Con ese bagaje de manipulación y doblez, el alien de
la Marca España, el ambicioso zascandil político que había hecho de la
mentira, el cambio de chaqueta y la treta su credo existencial,
irónicamente, pasó a representar a la España democrática con la divisa
“puedo prometer y prometo”. Y como no podía ser de otra forma, el riesgo
moral que todo el país asumió con semejante latrocinio se convertiría
en una losa para la prosperidad de la nación. Ello, pasando de una feroz
dictadura de casi 40 años a una democracia vigilada por los mismos
personajes que habían sido los mayores colaboradores a tiempo completo
del genocida franquismo. El “chusquero de la política” y el Rey legado
por el dictador lograron que los tribunos de la izquierda (PSOE y PCE)
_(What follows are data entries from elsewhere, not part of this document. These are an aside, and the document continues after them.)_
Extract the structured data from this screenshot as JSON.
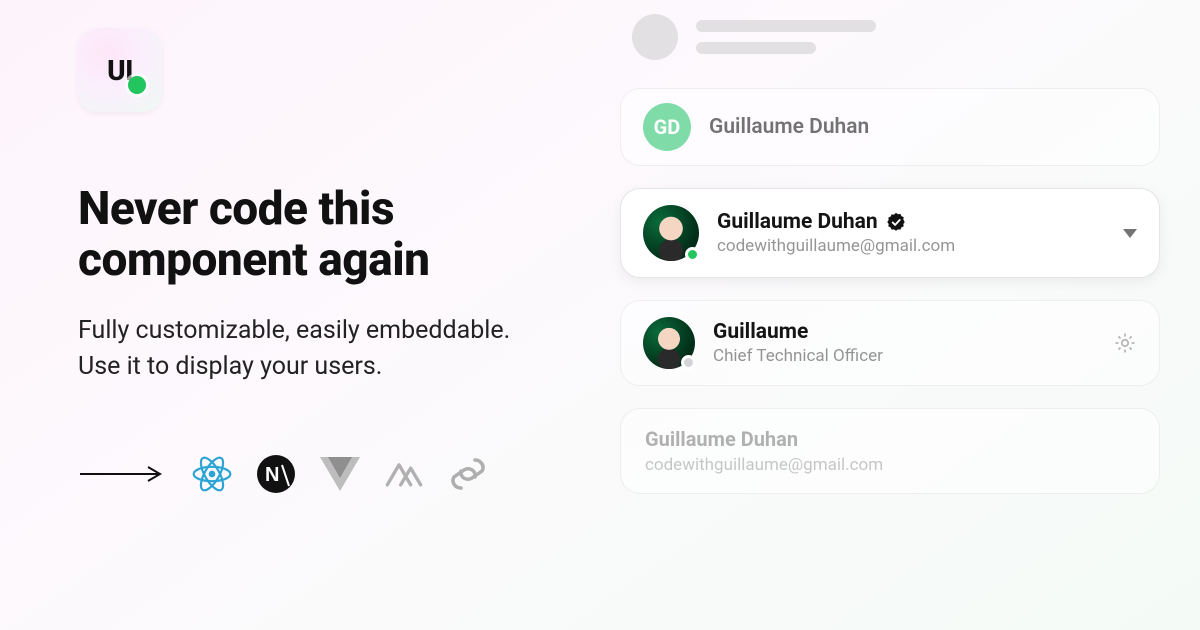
{
  "logo": {
    "text": "UI"
  },
  "headline": "Never code this component again",
  "subtitle": "Fully customizable, easily embeddable. Use it to display your users.",
  "tech": [
    "react",
    "next",
    "vue",
    "nuxt",
    "svelte"
  ],
  "cards": {
    "initials": {
      "avatar_initials": "GD",
      "name": "Guillaume Duhan"
    },
    "verified": {
      "name": "Guillaume Duhan",
      "email": "codewithguillaume@gmail.com",
      "status": "online"
    },
    "role": {
      "name": "Guillaume",
      "role": "Chief Technical Officer",
      "status": "offline"
    },
    "text_only": {
      "name": "Guillaume Duhan",
      "email": "codewithguillaume@gmail.com"
    }
  }
}
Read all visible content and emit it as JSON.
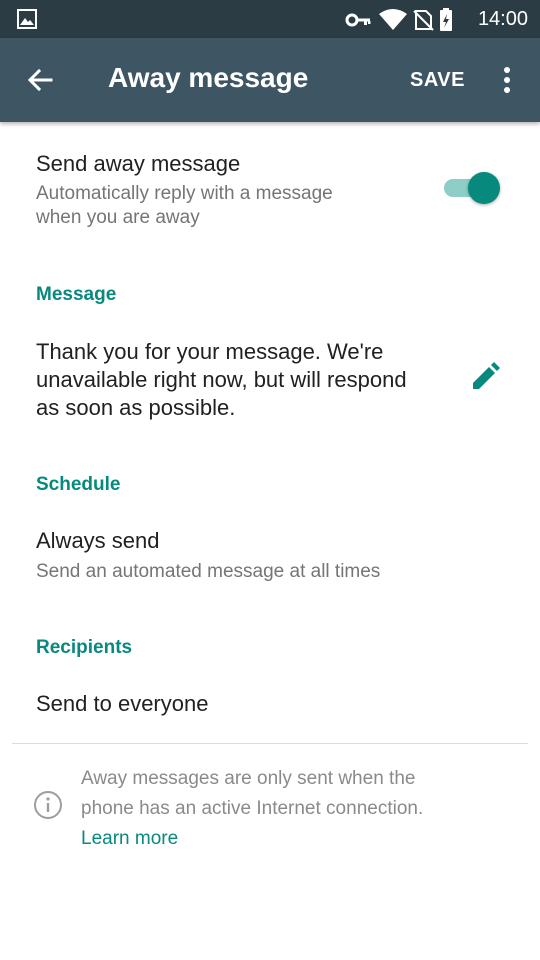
{
  "status_bar": {
    "time": "14:00",
    "icons": [
      "gallery-icon",
      "key-icon",
      "wifi-icon",
      "no-sim-icon",
      "battery-charging-icon"
    ]
  },
  "app_bar": {
    "title": "Away message",
    "save_label": "SAVE",
    "icons": [
      "back-arrow-icon",
      "more-vert-icon"
    ]
  },
  "send_away": {
    "title": "Send away message",
    "subtitle_line1": "Automatically reply with a message",
    "subtitle_line2": "when you are away",
    "enabled": true
  },
  "message_section": {
    "header": "Message",
    "line1": "Thank you for your message. We're",
    "line2": "unavailable right now, but will respond",
    "line3": "as soon as possible.",
    "icon": "edit-pencil-icon"
  },
  "schedule_section": {
    "header": "Schedule",
    "title": "Always send",
    "subtitle": "Send an automated message at all times"
  },
  "recipients_section": {
    "header": "Recipients",
    "title": "Send to everyone"
  },
  "footer_note": {
    "line1": "Away messages are only sent when the",
    "line2": "phone has an active Internet connection.",
    "link": "Learn more",
    "icon": "info-icon"
  },
  "colors": {
    "status_bar": "#2b3c45",
    "app_bar": "#3e5664",
    "accent": "#078a7d",
    "toggle_track": "#8dcfc6"
  }
}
aceptaran la transición renunciando a la República y a la exigencia de
responsabilidades políticas por los crímenes cometidos. España iniciaba
así la senda de la democracia sobre la base de la amnesia y un extraño
consenso por el cual las víctimas perdonaban a sus verdugos para que
siguieran mandándoles.
Una vida entregada a la bulimia del poder
sacrificando la conciencia moral, necesariamente debía pasarle factura
cuando la política le expulsó del podio sin que Suarez hubiera
amortizado la ambición. El mazazo de la enfermedad, como en una tragedia
griega, vino en forma de casos mental. Un alzheimer se apoderó de él en
plena madurez, olvidando todo lo que había sido y quiénes fueron sus
escasos leales y cuáles sus muchos enemigos. Esa sonrisa permanente que
sus allegados recuerdan como seña de identidad durante los doce años de
su larga enfermedad, seguramente debe atribuirse al plácido retorno
memorial a aquellos felices años de adolescencia y juventud donde el
intrigante joven de Cebreros brillaba como gran seductor, el más ligón,
el auténtico rey del mus y la farándula.
Suarez desapareció físicamente con los idus de marzo. Pero
antes le devoraron los cuervos que él había auspiciado. Primero le
hicieron duque, y luego le remataron a traición con una fotografía para
la historia de la infamia. De espaldas, como quien conduce a alguien
hacia su extremaunción, el rey Juan Carlos, su matarife político, ordenó
inmortalizar la imagen de un afecto mentido por los hechos pasados. El
consenso libraba su última batalla pírrica en plena crisis del
austericidio canibalizando al Suarez defenestrado por el ruin Monarca.
Según recientes y concluyentes revelaciones de ultratumba a la
periodista Pilar Urbano, el “tahúr del Misisipi” se había negado a
rendir su cargo al gobierno de “unidad nacional”, integrado por todos
los ases de la baraja partidista, que se escondía detrás del golpe de
Estado del 23-F, el mal llamado “tejerazo”.